Apalutamide has an incidence of rash of 25%. This is more than for other AR inhibitors. Typically seen at 2.5 months.

Management: reference

Prostate cancer in the elderly ASCO education 2023

1. Geriatric assessment screen- G8

https://www.mdcalc.com/calc/10426/g8-geriatric-screening-tool

The G8 ranges from 0 to 17, with lower numbers associated with increasing frailty. In patients with cancer, scoring below 14 has an 85% sensitivity and 64% specificity for detecting frailty.

2. Life expectancy calculator

eprognosis by UCSF

https://eprognosis.ucsf.edu/calculators.php

3. Cognitive screening: Mini Cog Score of 3 or less indicates impairment with 89% specificity

Remember 3 objects, draw a clock face

4. My CARG chemo toxicity calculator:

https://www.mycarg.org/?page_id=2405

4. Bone health

DXA on initiation of ADT

- newly diagnosed castrate sensitive Prostate ca patients do not need antiresorptive therapy unless:

- prior fracture

-osteoporosis

-high risk osteopenia with FRAX showing greater than 20% risk of any fracture or 3% risk of hip fracture in 10 yr

Triple negative breast cancer Early stage

 1. Dose dense regimen

Use of DDAC followed by taxol- EFS and OS benefit shown in the CALGB/intergroup trial 2003 82% versus 75% DD group versus 3 week dose at 4 yr cut off.

2. Weekly taxol:

ECOG 1199 study demonstrated that once weekly paclitaxel 80 mg/m2 improved disease-free survival (DFS; HR, 0.69; P = .001) and OS (HR, 0.69; P = .019) compared with once every 3-weeks paclitaxel 175 mg/m2 administration.

3. Adjuvant after pembro based regimen Keynote 522

- if path CR--> ct pembro

-if no path CR, capecitabine if no germline BRCA, otherwise olaparib. If pre op pembro ct pembro.

CREATE-X trial as adjuvant treatment with capecitabine (1,250 mg/m2 PO twice a day days 1-14, 6-8 cycles) improved OS of patients with TNBC and residual invasive disease after NAC when compared with observation (HR, 0.52)

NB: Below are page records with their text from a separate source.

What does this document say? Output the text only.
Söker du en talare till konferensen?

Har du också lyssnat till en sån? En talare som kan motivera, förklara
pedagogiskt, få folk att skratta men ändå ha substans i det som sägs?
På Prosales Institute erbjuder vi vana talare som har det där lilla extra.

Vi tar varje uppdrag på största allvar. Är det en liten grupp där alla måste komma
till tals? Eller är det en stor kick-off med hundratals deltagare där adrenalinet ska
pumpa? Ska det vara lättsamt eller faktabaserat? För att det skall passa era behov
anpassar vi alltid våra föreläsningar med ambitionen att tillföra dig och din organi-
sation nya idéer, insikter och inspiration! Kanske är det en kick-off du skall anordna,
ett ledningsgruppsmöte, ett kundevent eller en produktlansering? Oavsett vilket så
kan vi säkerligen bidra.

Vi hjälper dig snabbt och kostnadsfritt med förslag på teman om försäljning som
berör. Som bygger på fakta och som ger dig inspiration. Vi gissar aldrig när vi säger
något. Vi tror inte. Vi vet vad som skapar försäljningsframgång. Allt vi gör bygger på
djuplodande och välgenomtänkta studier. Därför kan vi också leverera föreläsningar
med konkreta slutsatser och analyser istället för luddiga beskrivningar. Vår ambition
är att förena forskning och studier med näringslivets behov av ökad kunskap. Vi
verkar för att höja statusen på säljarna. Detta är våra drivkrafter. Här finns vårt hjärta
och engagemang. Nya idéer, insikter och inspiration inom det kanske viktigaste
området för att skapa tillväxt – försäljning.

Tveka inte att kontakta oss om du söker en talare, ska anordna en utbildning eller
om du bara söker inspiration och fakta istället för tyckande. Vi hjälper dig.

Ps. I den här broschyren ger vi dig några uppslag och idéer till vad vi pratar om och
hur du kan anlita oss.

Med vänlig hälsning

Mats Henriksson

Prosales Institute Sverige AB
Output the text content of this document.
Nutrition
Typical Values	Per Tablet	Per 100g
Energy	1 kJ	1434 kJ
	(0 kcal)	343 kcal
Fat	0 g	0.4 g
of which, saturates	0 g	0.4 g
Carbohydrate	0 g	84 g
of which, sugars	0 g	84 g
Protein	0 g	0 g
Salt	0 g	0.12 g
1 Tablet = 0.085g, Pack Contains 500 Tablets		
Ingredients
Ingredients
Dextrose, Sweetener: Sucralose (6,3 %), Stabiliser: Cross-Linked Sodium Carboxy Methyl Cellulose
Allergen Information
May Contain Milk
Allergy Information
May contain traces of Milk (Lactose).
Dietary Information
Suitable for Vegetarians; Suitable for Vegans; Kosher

Olympia trial : After a median follow-up of 2.5 years, the 3-year DDFS was 87.5% in the olaparib group and 80.4% in the placebo group (7.1% difference)

Lung cancer stage 4

1. EGFR: Osimertinib, dacomitinib 1L

2. Afatinib (1L) with or without cetuximab ( after progression on Osimertinib)

3. ALK :Alectinib, Brigatinib, Lorlatinib all 1L, Lorlatinib can be 2L

4. Dabrafenib Trametinib can do 1L in BRAF  V600E mutated

5. 2nd line EGFR exon 20- amivantamab, mobocertinib

6.  KRAS G12 C 2L Sotorasib/ adagrasib

7. MET exon 14: 1L ok tepotinib, capmatinib, crizotinib

8. ROS 1: 1L Entrectenib ( better if brain mets) crizotinib, ceritinib. Lorlatinib can be used 2L.

9.  NTRK- 1L entrectenib, larotrectinib

10. HER 2 mutated- TDxd 2L

11. RET-1 L selpercatinib/ pralsetinib

Stage 4 lung cancer and IO

Cemiplimab monotherapy PDL1 50% or higher- median OS 26 m vs 13 months 

Cemiplimab with chemotherapy median OS 22 m vs 13 m. 

Both are category 1.

Cemiplimab with chemo: The most common (≥15%) adverse reactions were alopecia, musculoskeletal pain, nausea, fatigue, peripheral neuropathy, and decreased appetite.

The recommended cemiplimab-rwlc dose is 350 mg IV every 3 weeks. 

What subgroup of patients did the cemiplimab not benefit even though the overall population benefited? PDL1< 1%, women and non smokers. Underpowered to test the benefits.